The SEC is to be applauded for these proposed rule changes, which would do much to remove impediments to entrepreneurs looking to access capital to fund their innovations, while preserving investor protections.
To build on the momentum of this SEC proposal, it’s time to reconsider the very nomenclature government adopted in naming the regulation–Reg CF (as in “crowdfunding”), which creates a certain misleading impression around this form of investment opportunity.
The idea in the Jobs Act was to foster capital formation for companies in an automated fashion by encouraging investment from lots of people in any amounts. Unfortunately, by naming it crowdfunding, it evokes a feeling of a Kickstarter campaign used for such purposes as an artist funding their latest project, where backers are rewarded with merchandise or early access to a company’s product, not the opportunity to invest in and own actual shares in a company.
In fact, an offering on an investment portal is much more akin to an initial public offering. A company is following rules and regulations, filing forms with the SEC, and authorizing and selling shares which are being made available to everyone. Yet somehow, when a company follows such rules to sell shares on an investment portal it is a “crowdfunding campaign” and when they do such an offering and the shares are a listing on the NYSE or NASDAQ it is an IPO.

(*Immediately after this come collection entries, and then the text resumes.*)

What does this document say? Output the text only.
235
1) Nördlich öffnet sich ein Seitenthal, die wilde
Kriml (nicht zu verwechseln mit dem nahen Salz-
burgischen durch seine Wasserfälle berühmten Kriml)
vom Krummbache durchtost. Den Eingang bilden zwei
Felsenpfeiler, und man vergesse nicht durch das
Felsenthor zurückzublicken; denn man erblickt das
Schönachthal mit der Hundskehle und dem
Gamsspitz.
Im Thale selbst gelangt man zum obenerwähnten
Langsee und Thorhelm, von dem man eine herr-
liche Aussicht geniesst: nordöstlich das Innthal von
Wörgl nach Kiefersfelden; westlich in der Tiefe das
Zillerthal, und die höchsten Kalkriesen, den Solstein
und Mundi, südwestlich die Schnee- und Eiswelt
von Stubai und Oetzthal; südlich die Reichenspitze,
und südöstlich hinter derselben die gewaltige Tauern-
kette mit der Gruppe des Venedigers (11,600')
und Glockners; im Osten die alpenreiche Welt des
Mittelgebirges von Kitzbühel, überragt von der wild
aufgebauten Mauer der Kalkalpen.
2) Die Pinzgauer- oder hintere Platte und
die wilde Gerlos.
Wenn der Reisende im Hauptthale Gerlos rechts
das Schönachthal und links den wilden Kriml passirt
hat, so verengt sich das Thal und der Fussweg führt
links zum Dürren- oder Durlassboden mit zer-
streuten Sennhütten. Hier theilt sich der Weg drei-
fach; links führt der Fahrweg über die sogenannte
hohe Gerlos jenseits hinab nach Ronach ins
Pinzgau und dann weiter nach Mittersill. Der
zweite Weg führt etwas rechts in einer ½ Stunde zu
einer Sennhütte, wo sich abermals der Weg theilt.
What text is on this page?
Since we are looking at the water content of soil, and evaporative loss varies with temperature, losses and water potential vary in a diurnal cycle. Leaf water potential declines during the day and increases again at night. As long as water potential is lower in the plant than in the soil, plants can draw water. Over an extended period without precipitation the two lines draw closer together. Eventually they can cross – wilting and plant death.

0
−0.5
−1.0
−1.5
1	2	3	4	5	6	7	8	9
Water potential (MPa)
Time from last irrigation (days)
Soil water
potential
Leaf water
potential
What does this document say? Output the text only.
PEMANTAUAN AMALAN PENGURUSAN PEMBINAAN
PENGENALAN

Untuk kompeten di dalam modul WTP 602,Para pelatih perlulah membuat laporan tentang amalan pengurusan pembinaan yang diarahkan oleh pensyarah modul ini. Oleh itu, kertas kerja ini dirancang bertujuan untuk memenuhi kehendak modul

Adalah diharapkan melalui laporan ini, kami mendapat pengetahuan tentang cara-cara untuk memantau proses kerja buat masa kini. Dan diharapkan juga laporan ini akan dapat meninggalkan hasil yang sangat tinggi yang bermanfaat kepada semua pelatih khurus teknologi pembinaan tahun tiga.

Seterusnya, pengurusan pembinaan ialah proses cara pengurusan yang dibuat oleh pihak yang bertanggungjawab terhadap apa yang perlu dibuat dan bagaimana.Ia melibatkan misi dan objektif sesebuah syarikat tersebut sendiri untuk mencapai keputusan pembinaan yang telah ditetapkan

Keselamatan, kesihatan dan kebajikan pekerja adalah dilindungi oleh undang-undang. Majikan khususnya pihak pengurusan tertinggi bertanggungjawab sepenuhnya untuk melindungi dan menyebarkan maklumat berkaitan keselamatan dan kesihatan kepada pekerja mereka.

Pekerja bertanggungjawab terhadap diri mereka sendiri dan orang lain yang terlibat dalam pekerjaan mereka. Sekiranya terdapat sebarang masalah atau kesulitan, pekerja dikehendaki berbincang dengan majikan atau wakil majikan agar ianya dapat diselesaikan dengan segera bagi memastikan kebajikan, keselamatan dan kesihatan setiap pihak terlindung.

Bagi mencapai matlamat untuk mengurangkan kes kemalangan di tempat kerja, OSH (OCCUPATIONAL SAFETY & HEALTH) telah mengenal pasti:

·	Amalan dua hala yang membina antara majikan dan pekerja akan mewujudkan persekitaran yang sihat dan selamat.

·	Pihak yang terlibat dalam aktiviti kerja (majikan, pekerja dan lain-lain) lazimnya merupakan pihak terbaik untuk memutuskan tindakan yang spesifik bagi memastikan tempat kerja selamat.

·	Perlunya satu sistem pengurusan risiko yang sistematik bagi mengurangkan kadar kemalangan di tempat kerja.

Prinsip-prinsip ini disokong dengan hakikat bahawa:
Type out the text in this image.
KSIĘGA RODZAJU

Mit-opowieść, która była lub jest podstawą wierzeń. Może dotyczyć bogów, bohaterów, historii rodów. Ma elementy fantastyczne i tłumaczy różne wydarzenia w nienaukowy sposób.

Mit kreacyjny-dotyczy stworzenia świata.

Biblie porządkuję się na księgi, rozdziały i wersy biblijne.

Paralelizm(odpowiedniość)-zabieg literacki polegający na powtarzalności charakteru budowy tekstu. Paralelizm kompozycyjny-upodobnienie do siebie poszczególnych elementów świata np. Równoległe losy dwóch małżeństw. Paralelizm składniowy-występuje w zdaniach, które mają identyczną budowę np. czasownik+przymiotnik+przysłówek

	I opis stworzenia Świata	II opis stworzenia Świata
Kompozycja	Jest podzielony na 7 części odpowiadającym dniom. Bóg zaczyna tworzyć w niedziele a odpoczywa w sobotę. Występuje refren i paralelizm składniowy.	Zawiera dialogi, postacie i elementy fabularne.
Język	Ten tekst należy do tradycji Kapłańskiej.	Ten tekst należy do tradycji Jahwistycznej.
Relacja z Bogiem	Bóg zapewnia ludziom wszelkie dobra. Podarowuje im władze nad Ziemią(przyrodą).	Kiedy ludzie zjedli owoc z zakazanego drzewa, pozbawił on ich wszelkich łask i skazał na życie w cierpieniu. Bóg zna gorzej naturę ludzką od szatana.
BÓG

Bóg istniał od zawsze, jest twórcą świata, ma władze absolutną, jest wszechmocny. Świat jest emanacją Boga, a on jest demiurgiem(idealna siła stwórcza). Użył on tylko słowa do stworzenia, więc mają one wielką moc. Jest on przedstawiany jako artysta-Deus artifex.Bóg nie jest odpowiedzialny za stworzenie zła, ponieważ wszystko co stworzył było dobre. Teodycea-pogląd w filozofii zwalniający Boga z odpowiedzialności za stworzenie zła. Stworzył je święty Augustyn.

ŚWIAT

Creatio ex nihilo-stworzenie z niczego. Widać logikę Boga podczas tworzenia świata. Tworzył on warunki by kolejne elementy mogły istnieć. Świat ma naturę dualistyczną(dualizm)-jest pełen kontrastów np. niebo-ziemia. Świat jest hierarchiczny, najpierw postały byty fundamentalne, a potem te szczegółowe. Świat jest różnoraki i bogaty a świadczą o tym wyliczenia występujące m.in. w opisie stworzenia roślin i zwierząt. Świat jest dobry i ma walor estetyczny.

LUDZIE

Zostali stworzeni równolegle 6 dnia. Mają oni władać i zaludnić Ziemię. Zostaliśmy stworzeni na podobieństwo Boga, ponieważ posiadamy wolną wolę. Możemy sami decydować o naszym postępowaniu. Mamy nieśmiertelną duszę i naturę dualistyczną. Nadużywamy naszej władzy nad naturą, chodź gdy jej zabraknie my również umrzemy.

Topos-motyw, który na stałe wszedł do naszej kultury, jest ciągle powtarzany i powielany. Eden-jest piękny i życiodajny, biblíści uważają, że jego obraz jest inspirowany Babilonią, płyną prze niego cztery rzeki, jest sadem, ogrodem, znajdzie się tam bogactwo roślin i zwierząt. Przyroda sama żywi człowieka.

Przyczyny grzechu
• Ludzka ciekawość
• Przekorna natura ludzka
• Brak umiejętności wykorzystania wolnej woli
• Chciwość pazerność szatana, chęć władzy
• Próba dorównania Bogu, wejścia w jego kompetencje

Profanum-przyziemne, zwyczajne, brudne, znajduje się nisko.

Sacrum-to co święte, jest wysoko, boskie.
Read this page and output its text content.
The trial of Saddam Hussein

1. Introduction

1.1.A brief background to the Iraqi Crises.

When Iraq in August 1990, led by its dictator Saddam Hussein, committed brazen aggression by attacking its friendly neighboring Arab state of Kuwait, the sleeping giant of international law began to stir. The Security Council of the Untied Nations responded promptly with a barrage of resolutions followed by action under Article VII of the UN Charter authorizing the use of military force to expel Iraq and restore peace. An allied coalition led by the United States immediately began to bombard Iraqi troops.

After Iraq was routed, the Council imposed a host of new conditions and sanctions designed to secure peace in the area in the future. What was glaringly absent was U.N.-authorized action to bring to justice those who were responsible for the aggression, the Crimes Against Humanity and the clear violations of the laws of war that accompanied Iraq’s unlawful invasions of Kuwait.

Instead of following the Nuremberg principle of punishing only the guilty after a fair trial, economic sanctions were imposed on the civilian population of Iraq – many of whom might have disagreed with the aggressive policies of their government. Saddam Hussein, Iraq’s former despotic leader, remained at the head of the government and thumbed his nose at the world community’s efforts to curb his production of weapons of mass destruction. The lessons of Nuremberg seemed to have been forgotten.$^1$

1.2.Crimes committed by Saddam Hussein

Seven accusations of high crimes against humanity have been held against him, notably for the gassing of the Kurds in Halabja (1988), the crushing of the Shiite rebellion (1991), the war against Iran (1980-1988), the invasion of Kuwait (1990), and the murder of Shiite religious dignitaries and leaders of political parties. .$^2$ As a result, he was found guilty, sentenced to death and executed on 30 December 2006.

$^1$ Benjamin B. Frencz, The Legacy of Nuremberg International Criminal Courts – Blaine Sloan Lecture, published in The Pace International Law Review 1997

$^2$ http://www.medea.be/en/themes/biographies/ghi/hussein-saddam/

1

The unfortunate association created by the term crowdfunding only serves to undercut the credibility of a new industry trying to build a reputation as a serious means for companies to sell securities in order to raise capital, and it creates potential confusion in the minds of investors and these companies.
If the investment portal industry can successfully capitalize on the increase in the amount that can be raised under Reg CF as proposed, differentiate itself from the blanket term crowdfunding, and establish the value that technology can play in building a more inclusive, open and efficient market for private securities, it should be able to live up to Congress’ expectations in enacting the Jobs Act.